L’Arménie et la Turquie se sont engagées dans la négociation sans en évaluer les risques et les conséquences. Le pire est la déception. « L’échec des négociations arméno-turques va durcir la position arménienne dans les négociations sur le Haut-Karabagh », prédit M. Ara Tadevosyan, directeur de l’agence de presse Media Max à Erevan. De plus, ce qui a commencé par des initiatives personnelles et dans la confiance s’achève dans la méfiance. Le gouvernement arménien est déçu par son homologue turc : il a déjà payé le prix fort au plan politique en signant les deux protocoles, et il lui est demandé de faire encore des concessions sur le Haut-Karabagh. Cette déception va radicaliser la position d’Erevan par rapport à la Turquie, trois ans seulement avant le centenaire du génocide arménien, en 2015.
Le Monde Diplomatique
Pour visiter le musée du génocide à Erevan, il faut se rendre au nord de la capitale arménienne et monter sur la colline de Tsitsernakaberd. L’effort physique nécessaire à cette ascension rappelle la détresse de milliers de citoyens ottomans d’origine arménienne, forcés par leur pays à fuir dans le désert syrien, mourant de faim, d’épuisement ou assassinés. Au sommet de la colline se trouve une stèle de 44 mètres de haut qui s’élance vers le ciel, comme pour réclamer justice. Juste à côté, un monument circulaire formé de douze dalles de basalte protège la flamme éternelle du souvenir.
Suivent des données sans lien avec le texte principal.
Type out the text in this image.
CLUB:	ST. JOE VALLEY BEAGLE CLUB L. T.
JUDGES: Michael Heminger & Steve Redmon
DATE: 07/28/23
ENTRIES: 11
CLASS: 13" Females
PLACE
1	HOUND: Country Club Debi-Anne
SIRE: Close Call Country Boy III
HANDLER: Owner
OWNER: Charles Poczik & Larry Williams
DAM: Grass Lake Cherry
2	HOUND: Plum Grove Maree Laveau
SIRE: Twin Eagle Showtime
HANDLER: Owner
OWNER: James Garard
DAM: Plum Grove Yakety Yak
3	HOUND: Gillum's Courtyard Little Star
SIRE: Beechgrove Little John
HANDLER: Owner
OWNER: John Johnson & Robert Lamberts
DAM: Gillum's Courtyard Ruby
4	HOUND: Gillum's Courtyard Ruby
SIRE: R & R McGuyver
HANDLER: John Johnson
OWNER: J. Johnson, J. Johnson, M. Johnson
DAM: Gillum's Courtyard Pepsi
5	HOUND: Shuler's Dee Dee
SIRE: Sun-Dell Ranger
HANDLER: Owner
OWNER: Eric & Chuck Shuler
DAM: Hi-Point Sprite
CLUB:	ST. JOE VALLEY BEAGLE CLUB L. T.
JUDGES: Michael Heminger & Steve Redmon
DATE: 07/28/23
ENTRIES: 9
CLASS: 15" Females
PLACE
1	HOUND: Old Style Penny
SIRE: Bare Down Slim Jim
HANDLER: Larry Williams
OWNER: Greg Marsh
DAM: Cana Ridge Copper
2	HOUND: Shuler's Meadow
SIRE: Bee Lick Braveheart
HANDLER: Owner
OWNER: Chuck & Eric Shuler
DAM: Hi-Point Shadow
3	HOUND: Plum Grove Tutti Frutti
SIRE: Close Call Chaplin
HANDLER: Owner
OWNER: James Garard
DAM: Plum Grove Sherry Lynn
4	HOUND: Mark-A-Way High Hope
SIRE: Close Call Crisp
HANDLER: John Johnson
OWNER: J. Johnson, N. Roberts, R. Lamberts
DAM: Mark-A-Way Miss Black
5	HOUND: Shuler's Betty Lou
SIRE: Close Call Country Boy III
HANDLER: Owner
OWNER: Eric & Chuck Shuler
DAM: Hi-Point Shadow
Le jour de l’anniversaire du génocide arménien, le 24 avril, des milliers de personnes montent à Tsitsernakaberd et vont déposer une fleur devant le monument avant de redescendre par l’autre versant de la colline. Là, quand il fait beau, les visiteurs ont une vue magnifique sur le mont Ararat, avec ses neiges éternelles comme suspendues au ciel. Les Arméniens peuvent bien contempler Ararat, leur symbole national : il demeure hors d’atteinte, car il est situé de l’autre côté de la frontière avec la Turquie. Longue de trois cents kilomètres, passant à seulement quarante kilomètres du centre d’Erevan, elle est la dernière frontière fermée de la guerre froide.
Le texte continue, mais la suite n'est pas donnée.